El primer impulso de Dumbledore fue objetar, pero sabía que Snape tenía razón. Mientras sostenía los oscuros ojos negros de su Maestro de Pociones con los suyos azules, consideró esa opción. Sabía que Snape era mucho más importante para la Orden que varios de los miembros menores juntos. Tal acción demostraría aún más su lealtad a Voldemort y permitiría compartir más secretos. Dumbledore luego consideró lo que la pérdida de Sirius Black afectaría a la causa. —Antes de que Alex y Céline se unieran, podría llevar a Céline a aislarse aún más e impedirme guiarla por el camino correcto, pero ahora... ahora mismo... creo que sería desastroso, pensaré un poco en tu sugerencia, aunque definitivamente no será Sirius. Creo que todavía tiene mucho que ofrecer, más que algunos de todos modos. Emmaline Vance o Hestia Jones serían una pérdida menor.
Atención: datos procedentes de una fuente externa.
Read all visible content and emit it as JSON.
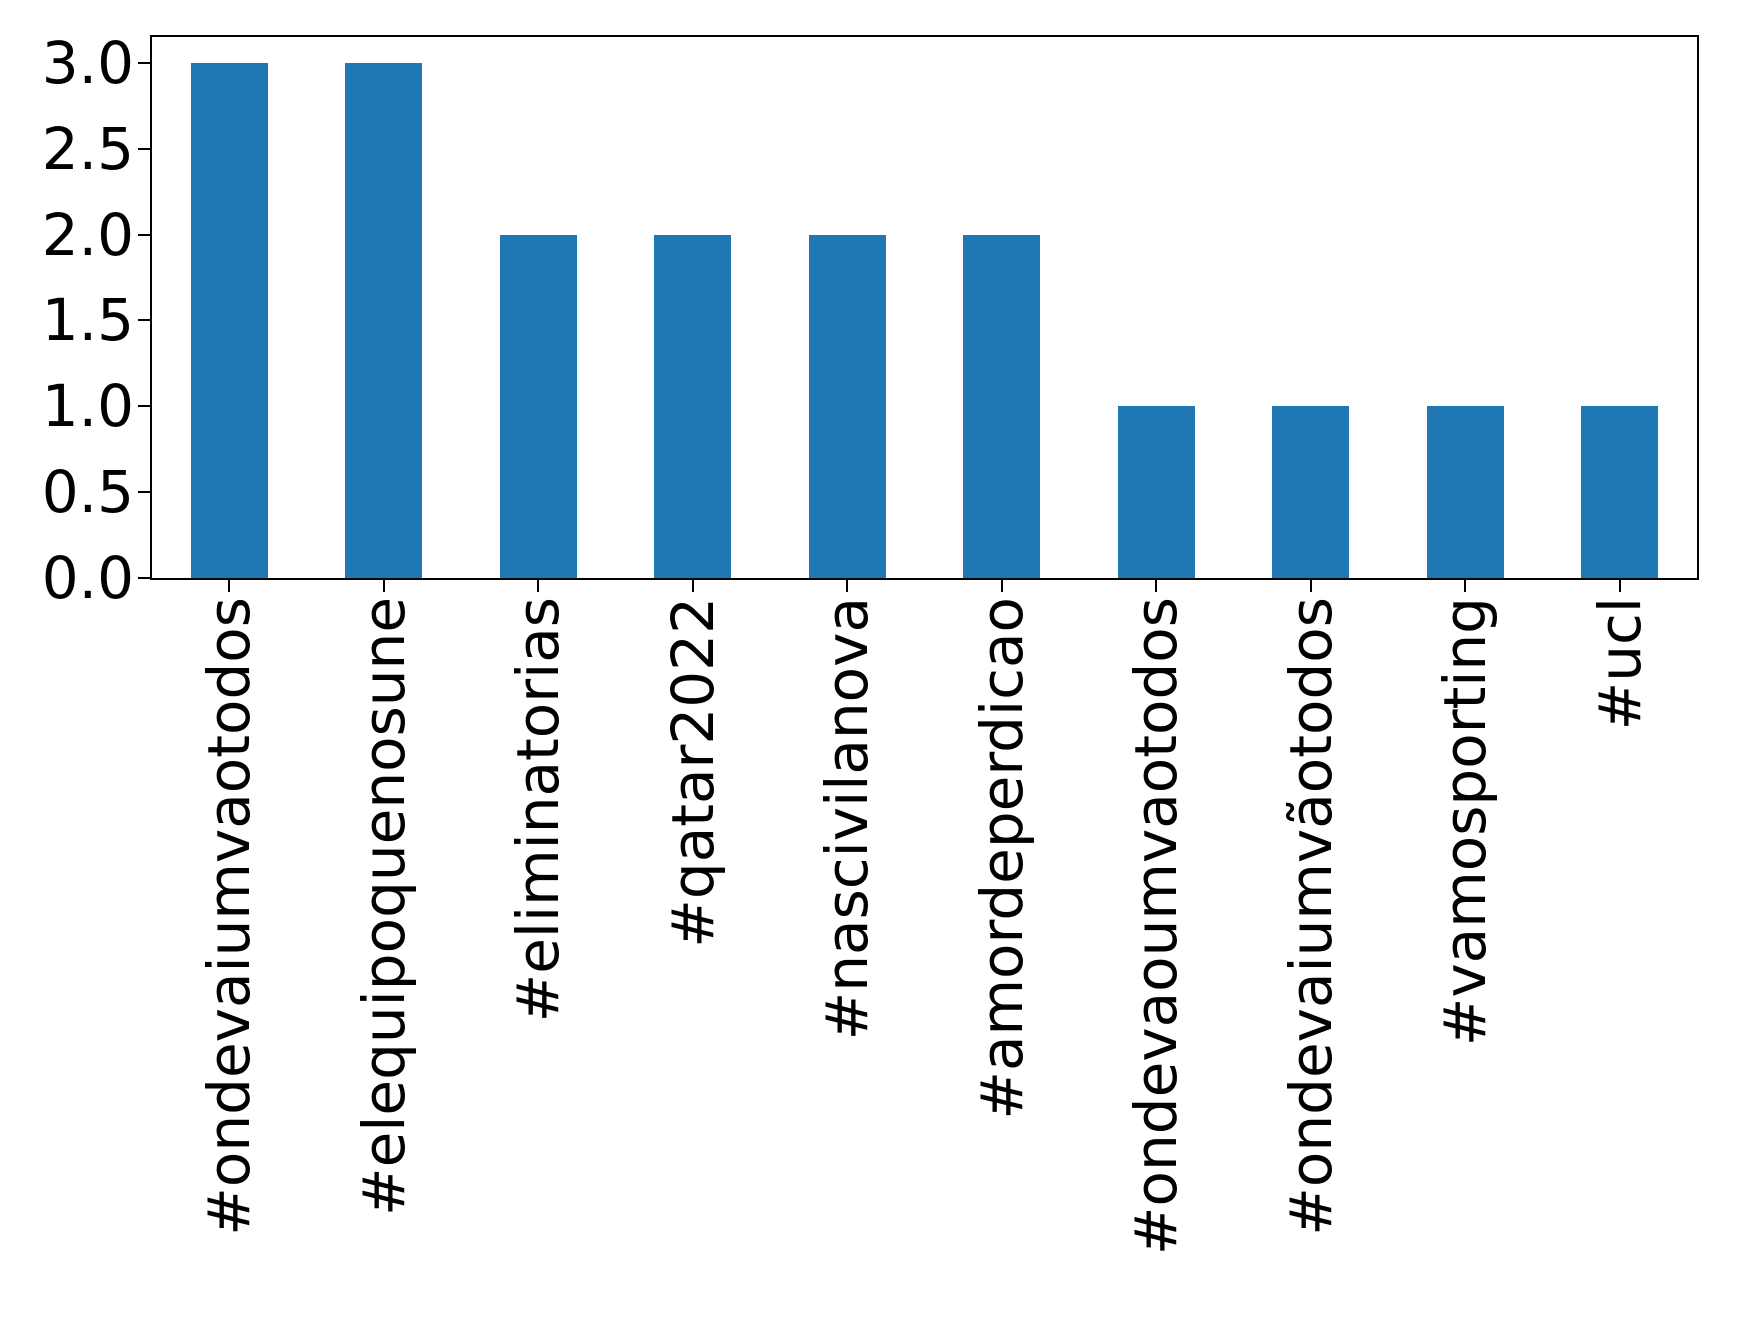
{
  "chart_data": {
    "type": "bar",
    "categories": [
      "#ondevaiumvaotodos",
      "#elequipoquenosune",
      "#eliminatorias",
      "#qatar2022",
      "#nascivilanova",
      "#amordeperdicao",
      "#ondevaoumvaotodos",
      "#ondevaiumvãotodos",
      "#vamosporting",
      "#ucl"
    ],
    "values": [
      3,
      3,
      2,
      2,
      2,
      2,
      1,
      1,
      1,
      1
    ],
    "yticks": [
      0.0,
      0.5,
      1.0,
      1.5,
      2.0,
      2.5,
      3.0
    ],
    "ytick_labels": [
      "0.0",
      "0.5",
      "1.0",
      "1.5",
      "2.0",
      "2.5",
      "3.0"
    ],
    "ylim": [
      0,
      3.15
    ],
    "bar_color": "#1f77b4",
    "x_tick_rotation": 90,
    "grid": false,
    "legend": null
  }
}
—Por supuesto, director —respondió Snape asintiendo con la cabeza y poniéndose de pie.

—Ahora mismo, tengo mucho que hacer. —suspiró Dumbledore —Por favor, mantenme informado de cualquier novedad.

Una mueca de desprecio apareció en los labios del Maestro de Pociones mientras bajaba las escaleras de la oficina del Director. Ahora sólo necesitaba una manera de asegurarse de que Black o el hombre lobo se separaran de la Orden. El Director definitivamente entendería que su imprudencia los llevó a desafiar cualquier medida destinada a protegerlos. —Y como le advertí a Dumbledore, él nunca podrá culparme.